Ancak bu kez özel af kapsamında avukatların yaptığı başvuruyu Cumhurbaşkanı Abdullah Gül reddetti. Gül'ün tahliyesini reddettiği Gömi'nin avukatları bir kez daha ATK'ya sevk edilmesi için başvuruda bulundu. 12 Şubat 2014 tarihinde yapılan başvuru sonucu kuruma sevk edilen Gömi hakkında daha önce cezaevinde kalamayacağı yönünde rapor hazırlayan ATK, bu kez "Yüksek güvenlikli hastanede tedavi altında tutulabilir" raporu verdi.
Raporun ardından Gömi, Metris R Tipi Cezaevi'nden Bakırköy Ruh ve Sinir Hastanesi K Tipi mahkum koğuşuna sevk edildi.
'Her an kendisine zarar verebilir'
Kemal Gömi'nin sağlı durumu hakkında bilgi veren ağabeyi Feyzullah Gömi, kardeşinin durumunun gün geçtikçe ağırlaştığına dikkat çekerek, "Kemal'in durumundan endişeliyiz. Her an kendisine zarar verebilir endişesi var" dedi. Kemal Gömi'yle en son birkaç gün önce görüştüğü bilgisini veren Feyzullah Gömi, kardeşinin tekrar cezaevi hücrelerine dönmekten korktuğunu ve korku nedeniyle durumun da ağrılaştığını ifade ederek "Kemal ne olacağını bilmiyor. Cezaevine dönmekten ve hücrelerde kalmaktan çok korkuyor. Aldıkları ilaçların etkilerinin ağır olması nedeniyle sersemleşiyor. Kemal'in bu belirsizliği hem kendisini hem de ailesi olarak bizlerin de yaşamlarını alt üst etti. Kemal cezaevindeyken annesini, babasını ve iki kardeşini kaybetti. Bu durumu kim ona açıklayabilir bilmiyorum" şeklinde konuştu.

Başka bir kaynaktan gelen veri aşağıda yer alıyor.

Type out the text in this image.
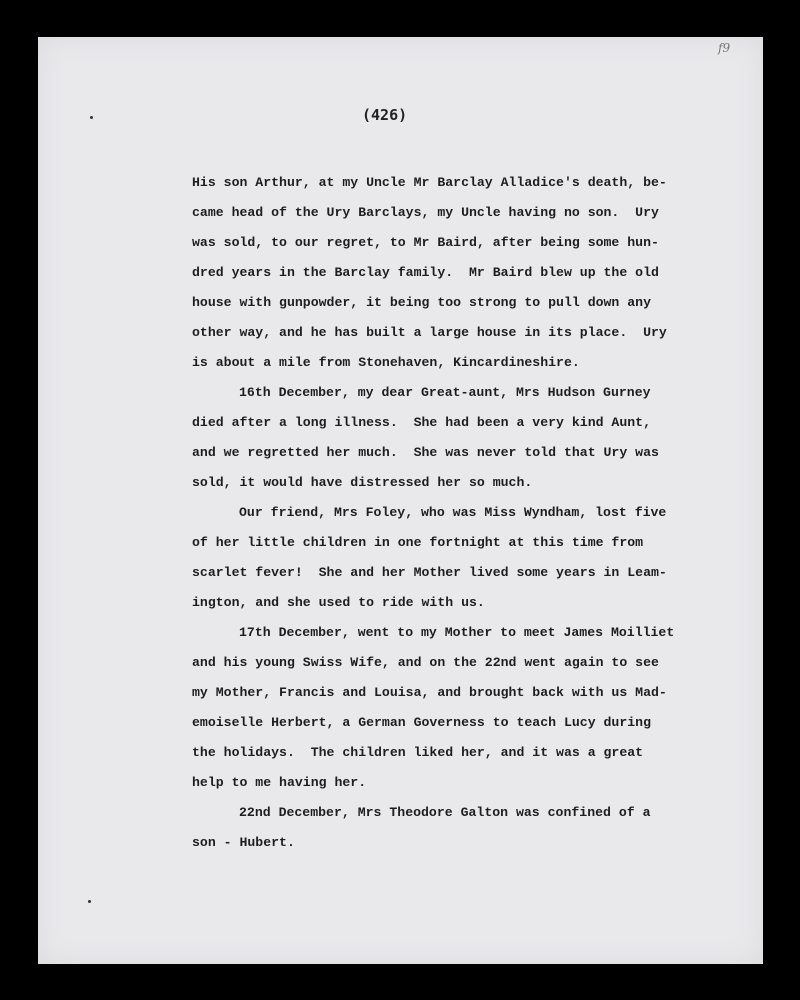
f9
(426)
His son Arthur, at my Uncle Mr Barclay Alladice's death, be-
came head of the Ury Barclays, my Uncle having no son.  Ury
was sold, to our regret, to Mr Baird, after being some hun-
dred years in the Barclay family.  Mr Baird blew up the old
house with gunpowder, it being too strong to pull down any
other way, and he has built a large house in its place.  Ury
is about a mile from Stonehaven, Kincardineshire.
16th December, my dear Great-aunt, Mrs Hudson Gurney
died after a long illness.  She had been a very kind Aunt,
and we regretted her much.  She was never told that Ury was
sold, it would have distressed her so much.
Our friend, Mrs Foley, who was Miss Wyndham, lost five
of her little children in one fortnight at this time from
scarlet fever!  She and her Mother lived some years in Leam-
ington, and she used to ride with us.
17th December, went to my Mother to meet James Moilliet
and his young Swiss Wife, and on the 22nd went again to see
my Mother, Francis and Louisa, and brought back with us Mad-
emoiselle Herbert, a German Governess to teach Lucy during
the holidays.  The children liked her, and it was a great
help to me having her.
22nd December, Mrs Theodore Galton was confined of a
son - Hubert.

Gömi'nin durumu ağır olan 50 kişilik ağır hasta tutsaklar listesinde yer aldığını belirten Feyzullah Gömi, yetkililere "Hasta insanların durumunu dikkate almaları gerekiyor. Kemal'in akil sağlığı ceza infaz yasası kriterlerine uyun değil. Bunu cezaevi de biliyor devlet de biliyor. Buna rağmen tahliye edilmiyor" çağrısında bulundu.